Hello to Vincent and Dickson, TWIP

First may I say, that it's great you are putting such in-depth content out in the public domain, People such as yourselves, with vast amounts of knowledge and years of experiences giving your knowledge freely is fantastic and I apualde your for it. And not to mention your presentation style is superb and funny.

The Microbe world fascinating to me, I bought a decent Amscope microscope last year, I have always wanted one but after getting into TWIV /TWIP /TWIM, I finally bought one. I've used it many times looking at pond life/mouth bactria/poo from my dog "Bella" who is female and very coprophagic towards next doors cat :( I basically put anything i dare put on a slide to the horror of my fella, Our daughter loves it too, with all the "yucks" and "Errrs".

Anyway to cut a long story short, Not that I have been waiting for a decent infection but last week I contracted what I thought could only be described as food poisoning, after 24 hours of (diarrhea/vomiting/burping/feeling bloated/major cramps) I thought the best thing to to is check a stool sample, naturally..... As I had never been so ill
My thoughts were that it could be Food poisoning but i wasn't convinced, after going back and hearing TWIP #16 Giardia Lamblia it rang a few bells.
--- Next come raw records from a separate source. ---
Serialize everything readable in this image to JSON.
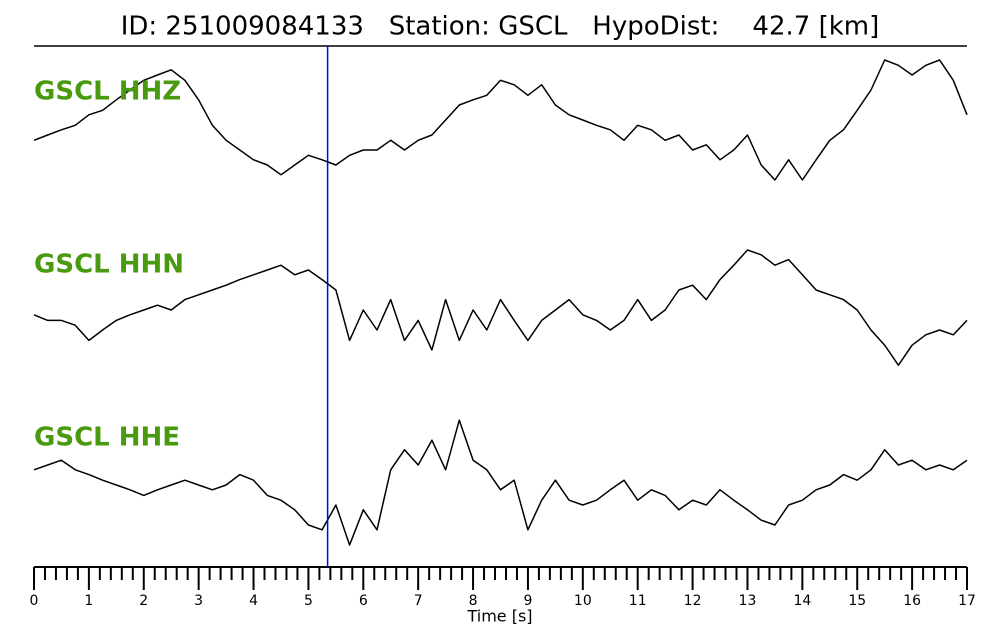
{
  "chart_data": {
    "type": "line",
    "title": "ID: 251009084133   Station: GSCL   HypoDist:    42.7 [km]",
    "x_label": "Time [s]",
    "xlim": [
      0,
      17
    ],
    "xticks": [
      0,
      1,
      2,
      3,
      4,
      5,
      6,
      7,
      8,
      9,
      10,
      11,
      12,
      13,
      14,
      15,
      16,
      17
    ],
    "xminorticks": [
      0.2,
      0.4,
      0.6,
      0.8,
      1.2,
      1.4,
      1.6,
      1.8,
      2.2,
      2.4,
      2.6,
      2.8,
      3.2,
      3.4,
      3.6,
      3.8,
      4.2,
      4.4,
      4.6,
      4.8,
      5.2,
      5.4,
      5.6,
      5.8,
      6.2,
      6.4,
      6.6,
      6.8,
      7.2,
      7.4,
      7.6,
      7.8,
      8.2,
      8.4,
      8.6,
      8.8,
      9.2,
      9.4,
      9.6,
      9.8,
      10.2,
      10.4,
      10.6,
      10.8,
      11.2,
      11.4,
      11.6,
      11.8,
      12.2,
      12.4,
      12.6,
      12.8,
      13.2,
      13.4,
      13.6,
      13.8,
      14.2,
      14.4,
      14.6,
      14.8,
      15.2,
      15.4,
      15.6,
      15.8,
      16.2,
      16.4,
      16.6,
      16.8
    ],
    "ylim": [
      -1,
      1
    ],
    "pick": {
      "x": 5.35,
      "color": "#0000ff"
    },
    "label_color": "#4a9a10",
    "x": [
      0,
      0.25,
      0.5,
      0.75,
      1,
      1.25,
      1.5,
      1.75,
      2,
      2.25,
      2.5,
      2.75,
      3,
      3.25,
      3.5,
      3.75,
      4,
      4.25,
      4.5,
      4.75,
      5,
      5.25,
      5.5,
      5.75,
      6,
      6.25,
      6.5,
      6.75,
      7,
      7.25,
      7.5,
      7.75,
      8,
      8.25,
      8.5,
      8.75,
      9,
      9.25,
      9.5,
      9.75,
      10,
      10.25,
      10.5,
      10.75,
      11,
      11.25,
      11.5,
      11.75,
      12,
      12.25,
      12.5,
      12.75,
      13,
      13.25,
      13.5,
      13.75,
      14,
      14.25,
      14.5,
      14.75,
      15,
      15.25,
      15.5,
      15.75,
      16,
      16.25,
      16.5,
      16.75,
      17
    ],
    "series": [
      {
        "name": "GSCL HHZ",
        "color": "#000000",
        "values": [
          -0.27,
          -0.2,
          -0.13,
          -0.07,
          0.07,
          0.13,
          0.27,
          0.4,
          0.53,
          0.6,
          0.67,
          0.53,
          0.27,
          -0.07,
          -0.27,
          -0.4,
          -0.53,
          -0.6,
          -0.73,
          -0.6,
          -0.47,
          -0.53,
          -0.6,
          -0.47,
          -0.4,
          -0.4,
          -0.27,
          -0.4,
          -0.27,
          -0.2,
          0,
          0.2,
          0.27,
          0.33,
          0.53,
          0.47,
          0.33,
          0.47,
          0.2,
          0.07,
          0,
          -0.07,
          -0.13,
          -0.27,
          -0.07,
          -0.13,
          -0.27,
          -0.2,
          -0.4,
          -0.33,
          -0.53,
          -0.4,
          -0.2,
          -0.6,
          -0.8,
          -0.53,
          -0.8,
          -0.53,
          -0.27,
          -0.13,
          0.13,
          0.4,
          0.8,
          0.73,
          0.6,
          0.73,
          0.8,
          0.53,
          0.07
        ]
      },
      {
        "name": "GSCL HHN",
        "color": "#000000",
        "values": [
          -0.06,
          -0.13,
          -0.13,
          -0.19,
          -0.38,
          -0.25,
          -0.13,
          -0.06,
          0,
          0.06,
          0,
          0.13,
          0.19,
          0.25,
          0.31,
          0.38,
          0.44,
          0.5,
          0.56,
          0.44,
          0.5,
          0.38,
          0.25,
          -0.38,
          0,
          -0.25,
          0.13,
          -0.38,
          -0.13,
          -0.5,
          0.13,
          -0.38,
          0,
          -0.25,
          0.13,
          -0.13,
          -0.38,
          -0.13,
          0,
          0.13,
          -0.06,
          -0.13,
          -0.25,
          -0.13,
          0.13,
          -0.13,
          0,
          0.25,
          0.31,
          0.13,
          0.38,
          0.56,
          0.75,
          0.69,
          0.56,
          0.63,
          0.44,
          0.25,
          0.19,
          0.13,
          0,
          -0.25,
          -0.44,
          -0.69,
          -0.44,
          -0.31,
          -0.25,
          -0.31,
          -0.13
        ]
      },
      {
        "name": "GSCL HHE",
        "color": "#000000",
        "values": [
          0.19,
          0.25,
          0.31,
          0.19,
          0.13,
          0.06,
          0,
          -0.06,
          -0.13,
          -0.06,
          0,
          0.06,
          0,
          -0.06,
          0,
          0.13,
          0.06,
          -0.13,
          -0.19,
          -0.31,
          -0.5,
          -0.56,
          -0.25,
          -0.75,
          -0.31,
          -0.56,
          0.19,
          0.44,
          0.25,
          0.56,
          0.19,
          0.81,
          0.31,
          0.19,
          -0.06,
          0.06,
          -0.56,
          -0.19,
          0.06,
          -0.19,
          -0.25,
          -0.19,
          -0.06,
          0.06,
          -0.19,
          -0.06,
          -0.13,
          -0.31,
          -0.19,
          -0.25,
          -0.06,
          -0.19,
          -0.31,
          -0.44,
          -0.5,
          -0.25,
          -0.19,
          -0.06,
          0,
          0.13,
          0.06,
          0.19,
          0.44,
          0.25,
          0.31,
          0.19,
          0.25,
          0.19,
          0.31
        ]
      }
    ]
  }
}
On investigation all could see no Giardia Cysts but I could see many uniform tubes with constrictions at the end, Being uniform and tube like my first thought was Dog Tapeworms? Or could it just simply be something I ate as it looks like plant matter, I'm sure if it is parasite debris then Dickson can identify it in a jiffy.

After searching Google to no avail, I feel I may need a copy of "People, Parasites, and Plowshares" for future use?

Here are a few pictures of the tube like forms? Seeing as though Dickson has seen many stool samples in his time, I thought it to be great opportunity to write in and express my gratitude for all the great work you are doing plus a token of that appreciation.

Keep up the good work and thank you so much for bringing science to the rabble.